On Tuesday, Mkhize shed tears of joy as she and other mothers entered the hospital’s new Mother’s Lodge and Paediatric Step-down Facility, opened by Gauteng Health MEC Hope Papo.

The facility is a collaborative effort by the government, mining company Lonmin, the local community and the hospital.

Lonmin invested R800 000 for the 18 beds at the Mother’s Lodge, where breastfeeding mothers as well as mothers like Mkhize will now be able to sleep over. The lodge includes a kitchen and a lounge area.

The Divhani Rasanova Paediatric Step-down Facility has a doctor’s room, store room, bathroom, medical area, changing area, play area as well as a reading area. The facility will at any time accommodate an average of 450 mothers on a rotational basis.

The facility is a place for newborn babies admitted at the hospital for long periods whose mothers cannot afford to commute to and from the hospital daily, as well as those without family support. It will assist in strengthening the quality of paediatric services in the province.

Handing over the facility on Tuesday, Papo commended Lonmin for identifying the area of need and entering into a partnership with the department to meet the need.

Hospital CEO Dr Lekopane Mogaladi recalled that when he arrived at the hospital in February, there were no mattresses and mothers were sleeping on the floor. “The look on their faces touched me and made me wonder if I was in their situation, how would I have survived,” Mogaladi said.

“The facility is a challenge for me and the management to further ensure that services across the entire institution do not bedevil the confidence shown by our partners.
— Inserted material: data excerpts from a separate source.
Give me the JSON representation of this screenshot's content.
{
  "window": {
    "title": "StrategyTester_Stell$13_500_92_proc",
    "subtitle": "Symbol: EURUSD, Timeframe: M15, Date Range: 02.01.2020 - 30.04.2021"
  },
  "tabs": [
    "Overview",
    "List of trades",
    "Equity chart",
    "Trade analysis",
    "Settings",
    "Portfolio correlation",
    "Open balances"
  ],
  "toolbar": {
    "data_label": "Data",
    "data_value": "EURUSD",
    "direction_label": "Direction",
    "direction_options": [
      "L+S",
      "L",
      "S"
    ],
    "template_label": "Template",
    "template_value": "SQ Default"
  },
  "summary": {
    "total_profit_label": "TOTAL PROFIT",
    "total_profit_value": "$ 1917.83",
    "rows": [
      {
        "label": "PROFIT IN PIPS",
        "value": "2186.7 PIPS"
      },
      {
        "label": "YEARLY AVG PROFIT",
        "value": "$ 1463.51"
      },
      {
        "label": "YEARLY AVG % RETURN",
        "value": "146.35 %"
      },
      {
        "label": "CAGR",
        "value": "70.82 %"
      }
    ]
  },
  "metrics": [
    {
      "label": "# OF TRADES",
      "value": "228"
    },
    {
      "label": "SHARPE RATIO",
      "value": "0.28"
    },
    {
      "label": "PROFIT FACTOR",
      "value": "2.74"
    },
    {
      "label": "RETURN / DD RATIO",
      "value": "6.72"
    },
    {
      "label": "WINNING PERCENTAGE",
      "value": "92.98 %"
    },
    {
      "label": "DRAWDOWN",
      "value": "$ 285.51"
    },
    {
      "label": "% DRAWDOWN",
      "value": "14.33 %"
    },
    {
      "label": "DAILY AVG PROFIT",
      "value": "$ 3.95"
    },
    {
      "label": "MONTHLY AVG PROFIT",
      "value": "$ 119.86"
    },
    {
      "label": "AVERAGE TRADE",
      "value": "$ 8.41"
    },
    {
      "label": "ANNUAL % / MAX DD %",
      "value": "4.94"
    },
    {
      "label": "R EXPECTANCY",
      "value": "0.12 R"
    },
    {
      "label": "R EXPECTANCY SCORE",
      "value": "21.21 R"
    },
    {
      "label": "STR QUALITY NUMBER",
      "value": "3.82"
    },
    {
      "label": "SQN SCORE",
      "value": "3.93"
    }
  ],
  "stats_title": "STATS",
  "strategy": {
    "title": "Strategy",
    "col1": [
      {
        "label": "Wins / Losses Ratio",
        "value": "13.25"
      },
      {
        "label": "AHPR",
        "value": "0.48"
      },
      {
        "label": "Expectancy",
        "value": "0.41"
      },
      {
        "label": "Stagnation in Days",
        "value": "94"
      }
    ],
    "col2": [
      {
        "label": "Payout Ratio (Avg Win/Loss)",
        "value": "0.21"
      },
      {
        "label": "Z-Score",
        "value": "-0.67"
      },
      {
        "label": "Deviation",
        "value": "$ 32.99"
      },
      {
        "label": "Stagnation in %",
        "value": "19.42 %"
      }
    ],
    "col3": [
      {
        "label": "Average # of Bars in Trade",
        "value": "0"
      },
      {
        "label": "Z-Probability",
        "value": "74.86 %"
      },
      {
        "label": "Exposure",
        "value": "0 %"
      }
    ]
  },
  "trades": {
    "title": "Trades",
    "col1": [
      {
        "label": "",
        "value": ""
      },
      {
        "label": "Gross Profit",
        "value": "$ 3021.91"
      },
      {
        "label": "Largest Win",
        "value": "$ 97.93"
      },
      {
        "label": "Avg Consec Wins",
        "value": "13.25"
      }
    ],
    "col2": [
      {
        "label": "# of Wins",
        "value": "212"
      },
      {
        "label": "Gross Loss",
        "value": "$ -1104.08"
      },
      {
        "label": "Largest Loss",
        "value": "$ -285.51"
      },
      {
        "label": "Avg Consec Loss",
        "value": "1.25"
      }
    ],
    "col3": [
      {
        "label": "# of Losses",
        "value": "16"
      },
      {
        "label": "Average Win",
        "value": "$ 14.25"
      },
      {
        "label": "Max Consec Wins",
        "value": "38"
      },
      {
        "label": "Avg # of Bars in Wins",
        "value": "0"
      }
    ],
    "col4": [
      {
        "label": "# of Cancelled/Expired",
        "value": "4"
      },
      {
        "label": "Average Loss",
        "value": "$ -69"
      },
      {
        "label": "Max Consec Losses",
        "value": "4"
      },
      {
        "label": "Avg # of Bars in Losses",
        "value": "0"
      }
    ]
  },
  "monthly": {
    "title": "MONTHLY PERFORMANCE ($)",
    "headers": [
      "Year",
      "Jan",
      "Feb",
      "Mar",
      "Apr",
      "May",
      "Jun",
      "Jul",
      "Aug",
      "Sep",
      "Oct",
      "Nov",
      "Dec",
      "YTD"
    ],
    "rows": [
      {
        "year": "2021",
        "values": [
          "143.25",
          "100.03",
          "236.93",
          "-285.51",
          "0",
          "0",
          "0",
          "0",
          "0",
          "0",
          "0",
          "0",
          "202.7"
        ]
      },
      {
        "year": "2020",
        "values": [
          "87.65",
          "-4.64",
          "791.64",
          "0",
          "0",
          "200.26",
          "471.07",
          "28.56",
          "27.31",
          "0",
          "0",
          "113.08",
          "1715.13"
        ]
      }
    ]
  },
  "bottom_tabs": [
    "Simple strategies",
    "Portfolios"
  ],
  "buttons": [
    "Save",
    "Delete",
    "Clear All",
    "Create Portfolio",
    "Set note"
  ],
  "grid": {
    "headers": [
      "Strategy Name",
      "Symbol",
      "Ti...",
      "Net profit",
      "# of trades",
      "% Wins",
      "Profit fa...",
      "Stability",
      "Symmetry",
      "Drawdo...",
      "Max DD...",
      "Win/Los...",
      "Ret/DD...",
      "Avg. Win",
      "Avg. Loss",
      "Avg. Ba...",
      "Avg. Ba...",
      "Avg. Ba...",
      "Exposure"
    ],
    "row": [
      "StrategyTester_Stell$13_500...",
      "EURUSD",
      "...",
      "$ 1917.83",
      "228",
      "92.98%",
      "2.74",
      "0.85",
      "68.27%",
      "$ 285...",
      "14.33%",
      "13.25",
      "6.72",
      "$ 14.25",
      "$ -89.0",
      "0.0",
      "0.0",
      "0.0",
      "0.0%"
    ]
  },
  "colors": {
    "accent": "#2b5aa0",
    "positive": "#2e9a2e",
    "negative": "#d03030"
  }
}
We can only turn for the better from here.”

Mogaladi added that he hoped the promises made by his colleagues including the social workers to engage mothers in activities would be kept.

Dr Marie Vermaak, Lonmin’s senior manager for health, said her company “acknowledges and supports the role of mothers and women in our company and our society, and we are happy to be able to assist the women of the communities served by the hospital.”

The hospital was established in 1900 and forms part of the Ekurhuleni Sedibeng region, where new and informal settlements alone account for one-million people, many of whom rely on the hospital for their healthcare.